Why is an influenza vaccination recommended every year?

Yearly immunisation is recommended for two reasons: first, because protection from the previous immunisation lessens over time; and second, because the circulating influenza viruses can change and the strains in the vaccine usually change each year in response to the changing virus pattern.

Women who are pregnant across two influenza seasons are recommended to have an influenza immunisation in both of the seasons. In addition to the reasons explained above, a pregnant woman’s risk from influenza also increases as pregnancy progresses.

I am pregnant and want an influenza immunisation but I have a cold. Should I still have it?

If you don’t have a high fever and are only experiencing a cold, runny nose or sniffles, it’s okay to receive the immunisation. However, if you are very unwell, wait until you are better.

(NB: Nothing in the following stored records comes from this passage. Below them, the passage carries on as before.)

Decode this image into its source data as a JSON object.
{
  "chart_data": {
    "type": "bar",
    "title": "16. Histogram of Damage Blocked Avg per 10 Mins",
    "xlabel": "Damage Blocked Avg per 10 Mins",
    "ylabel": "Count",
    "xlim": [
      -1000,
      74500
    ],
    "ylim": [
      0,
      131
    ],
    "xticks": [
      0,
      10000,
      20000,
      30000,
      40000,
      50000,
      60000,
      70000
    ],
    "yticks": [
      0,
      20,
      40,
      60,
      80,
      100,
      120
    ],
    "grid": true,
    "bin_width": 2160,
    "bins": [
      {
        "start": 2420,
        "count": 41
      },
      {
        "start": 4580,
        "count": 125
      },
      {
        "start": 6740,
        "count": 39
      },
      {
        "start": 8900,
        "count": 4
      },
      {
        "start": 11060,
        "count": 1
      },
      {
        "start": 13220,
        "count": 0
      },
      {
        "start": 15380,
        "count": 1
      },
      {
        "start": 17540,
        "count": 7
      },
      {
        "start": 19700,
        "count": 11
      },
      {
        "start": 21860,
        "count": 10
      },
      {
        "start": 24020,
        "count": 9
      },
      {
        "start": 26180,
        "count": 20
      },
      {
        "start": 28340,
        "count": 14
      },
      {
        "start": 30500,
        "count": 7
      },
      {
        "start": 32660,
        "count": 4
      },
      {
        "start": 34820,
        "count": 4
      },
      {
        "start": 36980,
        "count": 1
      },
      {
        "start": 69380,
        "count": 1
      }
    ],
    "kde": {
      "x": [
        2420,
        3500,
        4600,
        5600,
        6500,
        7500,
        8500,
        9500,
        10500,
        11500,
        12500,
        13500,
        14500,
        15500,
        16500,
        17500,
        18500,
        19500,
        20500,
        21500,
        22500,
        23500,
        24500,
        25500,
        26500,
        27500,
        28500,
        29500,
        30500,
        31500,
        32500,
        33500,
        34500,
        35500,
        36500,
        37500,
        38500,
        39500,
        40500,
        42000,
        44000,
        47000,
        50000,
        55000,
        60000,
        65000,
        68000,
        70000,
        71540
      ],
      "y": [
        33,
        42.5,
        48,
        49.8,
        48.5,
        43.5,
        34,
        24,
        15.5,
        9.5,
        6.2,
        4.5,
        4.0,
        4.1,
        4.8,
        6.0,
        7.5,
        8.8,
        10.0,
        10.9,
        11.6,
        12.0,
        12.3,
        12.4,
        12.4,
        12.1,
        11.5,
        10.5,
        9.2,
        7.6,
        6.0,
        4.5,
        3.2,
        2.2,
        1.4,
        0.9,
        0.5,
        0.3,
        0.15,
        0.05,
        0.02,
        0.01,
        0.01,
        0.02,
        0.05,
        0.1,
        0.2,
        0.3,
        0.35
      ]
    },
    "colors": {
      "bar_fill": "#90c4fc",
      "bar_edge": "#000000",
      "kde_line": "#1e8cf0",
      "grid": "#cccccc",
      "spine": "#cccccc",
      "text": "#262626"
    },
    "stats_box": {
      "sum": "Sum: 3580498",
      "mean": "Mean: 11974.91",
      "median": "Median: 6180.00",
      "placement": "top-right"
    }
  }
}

If in doubt, check with your Lead Maternity Carer, doctor, nurse or pharmacist.

I have a history of miscarriage. Is it OK to have an influenza immunisation?

Yes. Influenza immunisation does not increase the risk of miscarriage. However, catching influenza can increase the risk.

Is the influenza vaccine a live vaccine?

No. The influenza vaccine used in New Zealand does not contain any live viruses. The influenza viruses are completely inactivated and cannot cause influenza.

Are there any preservatives in the influenza vaccine (eg, thiomersal)?

No. The vaccine used in New Zealand is preservative free.

I am pregnant and work with children. Should I have an influenza immunisation?

Yes. Influenza infection rates are generally highest in children, and they are a major source of the spread of influenza. The influenza virus may be found in respiratory secretions (breathing, coughing and sneezing) for 2 weeks or longer in children. Your risk of exposure to the influenza virus is higher and, as you are pregnant, so is your risk of influenza disease and serious complications.

It is also important for all people working with children, and especially young babies, to be immunised against influenza to reduce the risk of passing influenza onto them. 

I have just had my baby. Can I have an influenza immunisation? Will it protect my baby if I am breastfeeding?

It is safe for a breastfeeding woman to have the influenza immunisation. Breastfeeding may offer some initial protection to your baby. However, babies will have more protection if their mother is immunised during pregnancy.

Can I have my free influenza and whooping cough booster immunisation at the same visit?

If you are in your second or third trimester (when the whooping cough vaccine [Tdap] is recommended and free), this can be given with the flu vaccine at the same visit. Both immunisations are free for pregnant women.